Again, I number the Inclination of 71 gr. 51 m. in the Circle BZD from Z unto M, so this point M will fall at the meeting of BZD with the Equator, and being 90 gr. From the Plane R, it shall be the Pole of this Plane; and the Circle drawn though M and P will be the proper Meridian of this Plane. The Meridian MP here falling on the Hour of 8 doth give MPZ, the Angle of the Inclination of Meridians, to be 4 Hours, or 60 Degrees; then crossing the Plane at the point P, it shews that the Substylar should be CP, and be placed at the Hour of 8. But because P is the Pole, and CP the Axis of the World wherein all Hour-circles do meet, and so there would be no distinction between the Axis, the Substylar, and the Hour-lines, I now suppose the Plane in a parallel to the Circle HRQ, according to the distance that I would have between the Axis of the Style and the Substylar, then will the Style be parallel to the Plane, as appears in the Fundamental Diagram.
Here then the Style will be parallel to the Plane, and the Hour-lines parallel one to the other, as in the meridian and Direct Polar Planes. Yet that we may better know how to draw the Hour-lines, and where to place the Style, we are to consider,
In a Meridian Plane, the Ark between the Horizon and the Pole, which represents the Ark between the Horizon and the Hour-lines, is always equal to the latitude of the Place; in a direct Polar it is an Ark of 90 gr. In these Declining Polars it is greater than the latitude, and yet less than 90 gr. This Ark here is represented by PQ, and may be known by resolving the Triangle QNP, or PRZ.
Extend the Compasses from the Sine of 90 gr. Unto the Sine of 38 gr. 30 m. the Complement of the Latitude, the same extent will reach from the Sine of 65 gr. 40 m. the Declination proposed, unto the Sine of 34 gr. 34 m. whose Complement is 55 gr. 26 m. the Ark of the Plane required between the Horizon and the Pole.
And so extending the Compasses from the Sine of 18 gr. 9 m. the Complement of the Inclination to the Tangent of 24 gr. 20 m. the Complement of the Declination, the same extent doth reach from the Sine of 90 gr. unto the Tangent of 55 gr. 26 m. And such is QP the Ark of the Plane between the Horizon and the Pole, the measure of the Angle QCP between the Horizontal Line and the Substylar.
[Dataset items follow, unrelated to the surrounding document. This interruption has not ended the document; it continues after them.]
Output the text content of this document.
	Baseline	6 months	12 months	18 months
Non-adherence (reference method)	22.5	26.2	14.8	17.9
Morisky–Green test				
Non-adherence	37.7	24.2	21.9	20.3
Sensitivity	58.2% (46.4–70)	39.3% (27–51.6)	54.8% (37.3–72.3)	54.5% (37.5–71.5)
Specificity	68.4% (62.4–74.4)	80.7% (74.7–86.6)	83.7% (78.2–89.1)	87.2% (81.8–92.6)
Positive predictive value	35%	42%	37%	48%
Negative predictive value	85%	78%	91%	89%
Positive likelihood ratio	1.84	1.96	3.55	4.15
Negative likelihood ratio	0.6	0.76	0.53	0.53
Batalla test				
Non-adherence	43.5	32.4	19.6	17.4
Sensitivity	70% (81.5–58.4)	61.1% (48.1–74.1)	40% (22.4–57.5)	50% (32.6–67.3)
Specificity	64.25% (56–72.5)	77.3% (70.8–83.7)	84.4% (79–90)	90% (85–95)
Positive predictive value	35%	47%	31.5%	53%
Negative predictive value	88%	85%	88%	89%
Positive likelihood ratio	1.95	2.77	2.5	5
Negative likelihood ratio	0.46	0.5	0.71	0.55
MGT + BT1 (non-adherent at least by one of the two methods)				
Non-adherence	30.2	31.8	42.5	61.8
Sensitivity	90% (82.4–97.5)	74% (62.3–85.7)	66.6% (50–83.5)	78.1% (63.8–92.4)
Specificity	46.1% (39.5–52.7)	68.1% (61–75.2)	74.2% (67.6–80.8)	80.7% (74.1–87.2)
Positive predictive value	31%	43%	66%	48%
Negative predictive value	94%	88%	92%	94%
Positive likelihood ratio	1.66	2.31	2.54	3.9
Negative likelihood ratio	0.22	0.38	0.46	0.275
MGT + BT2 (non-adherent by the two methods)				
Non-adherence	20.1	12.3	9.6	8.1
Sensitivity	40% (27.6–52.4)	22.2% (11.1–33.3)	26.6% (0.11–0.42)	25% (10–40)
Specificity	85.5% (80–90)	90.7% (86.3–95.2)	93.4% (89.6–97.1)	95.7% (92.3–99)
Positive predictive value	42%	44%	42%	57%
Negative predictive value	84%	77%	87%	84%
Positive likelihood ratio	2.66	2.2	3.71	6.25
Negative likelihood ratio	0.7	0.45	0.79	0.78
The Substylar in a Direct Polar Plane is always the same with the Hour-line of 12; in a Meridian Plane it is the same with the Hour-line of 6; in these Declining Polars it must be placed between 12 and 6, according to the Inclination of the Meridian of the Plane to the Meridian of the Place, which is here represented by MPZ, the Complement of the Angle RPZ, and thus known.
Extend the Compasses from the Sine of 90 gr. to the Sine of 51 gr. 30 m. the latitude of the Place, the same extent will reach from the Tangent of 65 gr. 40 m. the Declination proposed, unto the tangent of 60 gr. and such is the Angle of Inclination between the Meridian of the Place and the proper Meridian of the Plane, which resolved into Time, doth make four Hours; and so the Substylar must here be placed upon the Hour of 8 in the Morning.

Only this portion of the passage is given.